Honorine rested her chin on her knees, enjoying her quiet moment of victory. Her eyes wandered over the rest of the dark kitchen, searching for the next project. She looked at the ovens and wondered if she couldn’t build some type of a more effective thermometer or a machine to knead the bread. For surely, once the rest of the staff saw that she could make everyone’s work easier, they would not all look at her with such suspicion whenever she entered the kitchens.
It was times like this that she missed Francis.
He would have been excited to see the washing machine, turning on its own power, and her lantern, flickering away on the table. Francis had been her closest companion when they were the only children in the house, and they had spent a good part of each day together, eating their meals or spending afternoons in the garden, and later taking lessons together from Francis’s governesses. As they grew, they had both developed a fascination with inventing and building machines. But then, last year, Francis had been sent away to school for the first time. Lady Vidalia had decided it was time for him to begin meeting and socializing with other children of his same station.
After the first semester, he had come home for holiday break with tales of classes and dormitories and dozens of other boys studying mathematics, history, biology, science. Honorine
longed to visit such a place. But though Lady Vidalia might have been willing to pay a governess a little extra to give some lessons to the young maid, she wasn’t going to pay to send Honorine to a proper school.
So Francis went back to school, and Honorine went back to work, spending her time that used to be for lessons with Francis building clockwork games they could play together when he returned for the summer holiday. She had made one with ducks that moved on a glass pond with magnets, and another with little windup elephants that flipped marbles through the air with springs in their trunks.
But when the school year ended, instead of Francis, a letter arrived, excitedly describing his intention to stay over the summer and continue his studies. And at the end of the summer, another letter came stating that he was looking forward to a new year of classes.
Honorine often wondered what he was doing at school while she was dusting bookshelves or watering potted ferns, or sitting in the kitchen in the dark hours of the morning, observing her prototype washing machine motor, which was making a surprising amount of bubbles. Too many to be contained in the tub, she realized, and climbed down from the table to switch it off before they spilled out onto the floor.

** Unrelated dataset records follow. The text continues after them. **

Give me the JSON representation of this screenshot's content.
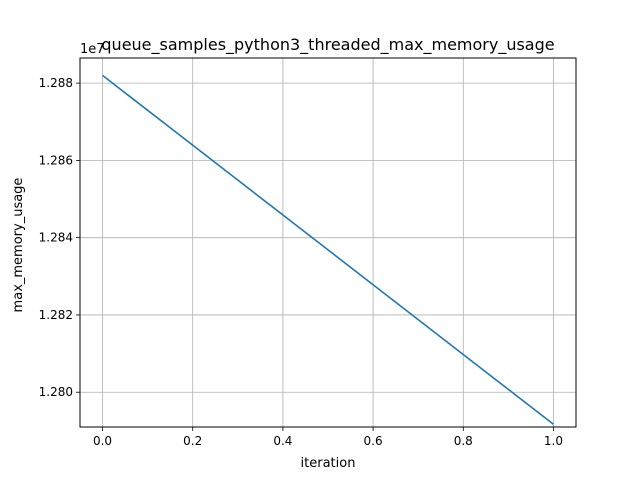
{
  "chart_data": {
    "type": "line",
    "title": "queue_samples_python3_threaded_max_memory_usage",
    "xlabel": "iteration",
    "ylabel": "max_memory_usage",
    "offset_text": "1e7",
    "xlim": [
      -0.05,
      1.05
    ],
    "ylim": [
      12791000,
      12886500
    ],
    "x_ticks": [
      0.0,
      0.2,
      0.4,
      0.6,
      0.8,
      1.0
    ],
    "x_tick_labels": [
      "0.0",
      "0.2",
      "0.4",
      "0.6",
      "0.8",
      "1.0"
    ],
    "y_ticks": [
      12800000,
      12820000,
      12840000,
      12860000,
      12880000
    ],
    "y_tick_labels": [
      "1.280",
      "1.282",
      "1.284",
      "1.286",
      "1.288"
    ],
    "grid": true,
    "series": [
      {
        "color": "#1f77b4",
        "x": [
          0,
          1
        ],
        "y": [
          12882000,
          12791700
        ]
      }
    ]
  }
}
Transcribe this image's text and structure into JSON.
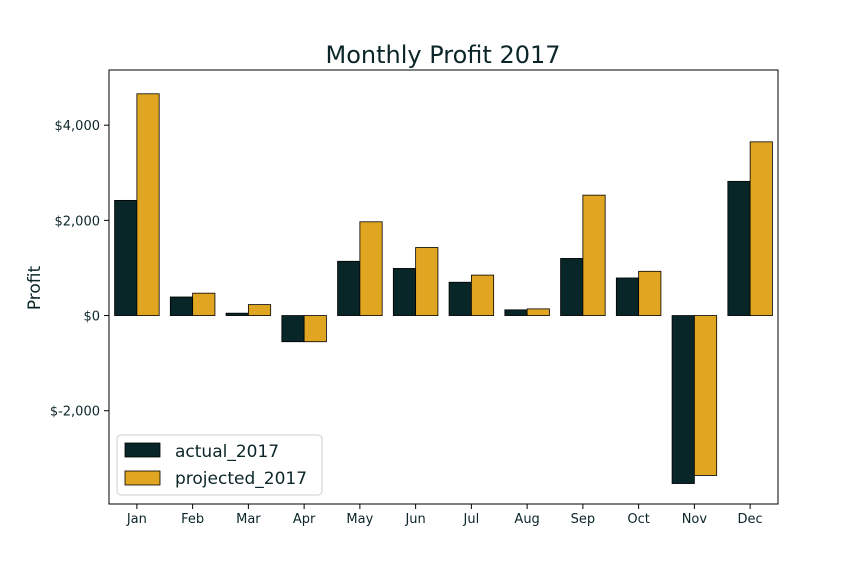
{
  "colors": {
    "actual": "#082628",
    "projected": "#E0A521",
    "text": "#0b2529",
    "edge": "#000000"
  },
  "chart_data": {
    "type": "bar",
    "title": "Monthly Profit 2017",
    "xlabel": "",
    "ylabel": "Profit",
    "categories": [
      "Jan",
      "Feb",
      "Mar",
      "Apr",
      "May",
      "Jun",
      "Jul",
      "Aug",
      "Sep",
      "Oct",
      "Nov",
      "Dec"
    ],
    "series": [
      {
        "name": "actual_2017",
        "values": [
          2420,
          390,
          50,
          -550,
          1140,
          990,
          700,
          120,
          1200,
          790,
          -3530,
          2820
        ]
      },
      {
        "name": "projected_2017",
        "values": [
          4660,
          470,
          230,
          -550,
          1970,
          1430,
          850,
          140,
          2530,
          930,
          -3360,
          3650
        ]
      }
    ],
    "ylim": [
      -3960,
      5160
    ],
    "yticks": [
      -2000,
      0,
      2000,
      4000
    ],
    "ytick_labels": [
      "$-2,000",
      "$0",
      "$2,000",
      "$4,000"
    ],
    "grid": false,
    "legend": "lower-left"
  }
}
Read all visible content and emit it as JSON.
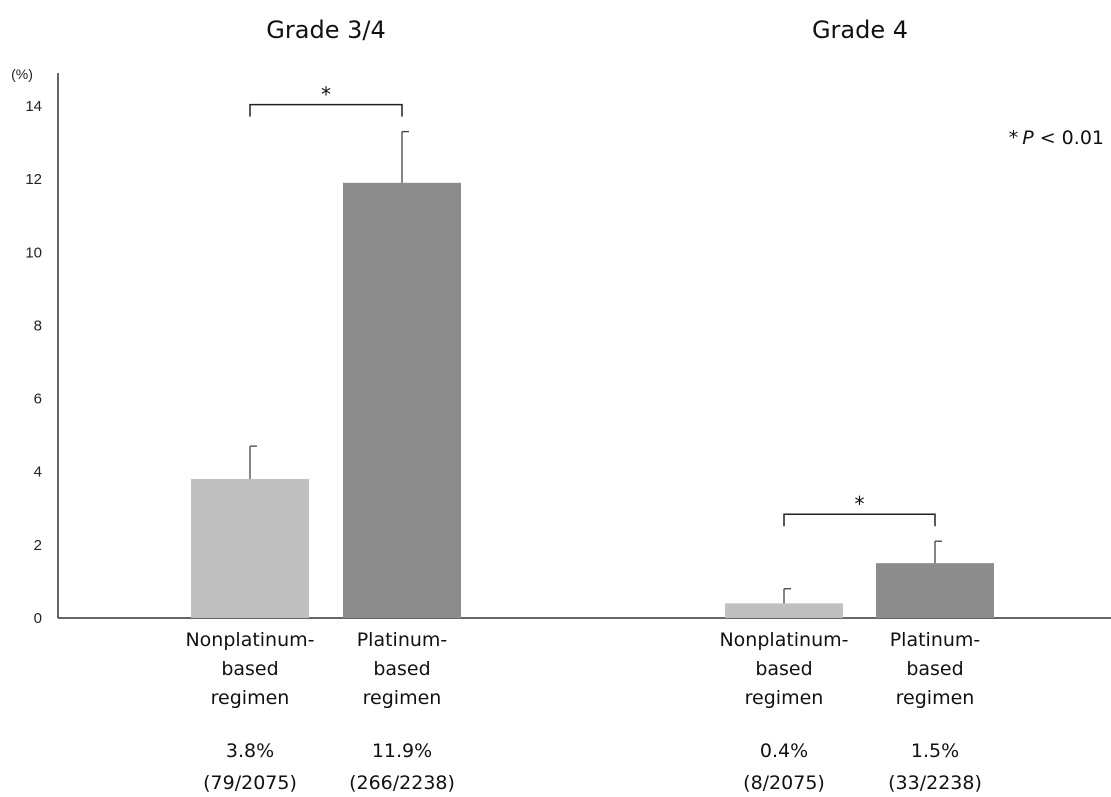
{
  "chart_data": {
    "type": "bar",
    "unit": "(%)",
    "ylim": [
      0,
      14
    ],
    "yticks": [
      "0",
      "2",
      "4",
      "6",
      "8",
      "10",
      "12",
      "14"
    ],
    "grid": false,
    "colors": {
      "nonplatinum": "#bfbfbf",
      "platinum": "#8c8c8c",
      "axis": "#333333"
    },
    "note": {
      "star": "*",
      "p": "P",
      "rest": " < 0.01"
    },
    "groups": [
      {
        "title": "Grade 3/4",
        "sig": "*",
        "bars": [
          {
            "category": [
              "Nonplatinum-",
              "based",
              "regimen"
            ],
            "value": 3.8,
            "error_upper": 4.7,
            "label": "3.8%",
            "count": "(79/2075)"
          },
          {
            "category": [
              "Platinum-",
              "based",
              "regimen"
            ],
            "value": 11.9,
            "error_upper": 13.3,
            "label": "11.9%",
            "count": "(266/2238)"
          }
        ]
      },
      {
        "title": "Grade 4",
        "sig": "*",
        "bars": [
          {
            "category": [
              "Nonplatinum-",
              "based",
              "regimen"
            ],
            "value": 0.4,
            "error_upper": 0.8,
            "label": "0.4%",
            "count": "(8/2075)"
          },
          {
            "category": [
              "Platinum-",
              "based",
              "regimen"
            ],
            "value": 1.5,
            "error_upper": 2.1,
            "label": "1.5%",
            "count": "(33/2238)"
          }
        ]
      }
    ]
  }
}
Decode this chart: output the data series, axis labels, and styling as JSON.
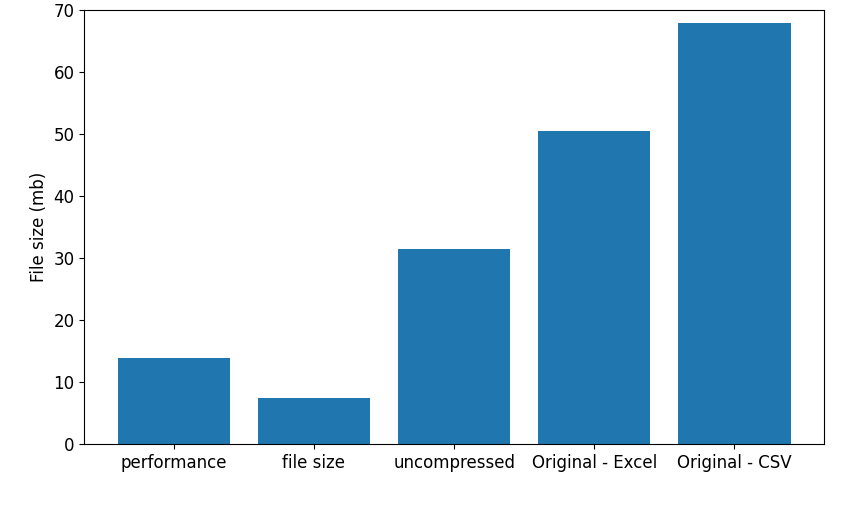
{
  "categories": [
    "performance",
    "file size",
    "uncompressed",
    "Original - Excel",
    "Original - CSV"
  ],
  "values": [
    14.0,
    7.5,
    31.5,
    50.5,
    68.0
  ],
  "bar_color": "#2076AE",
  "ylabel": "File size (mb)",
  "ylim": [
    0,
    70
  ],
  "yticks": [
    0,
    10,
    20,
    30,
    40,
    50,
    60,
    70
  ],
  "background_color": "#ffffff",
  "bar_width": 0.8,
  "tick_fontsize": 12,
  "ylabel_fontsize": 12
}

But before she could reach the machine, she was distracted by a faint flashing light at the far end of the kitchen. Not another lantern, and not a shaft of moonlight, but a spattering of green among the jars of extracts and pots of herbs gathered along the windowsills.
The omen stones. Again.
Honorine spun around. In every window, the omen stones glowed, flickering and waning like the cold twinkle of tiny stars.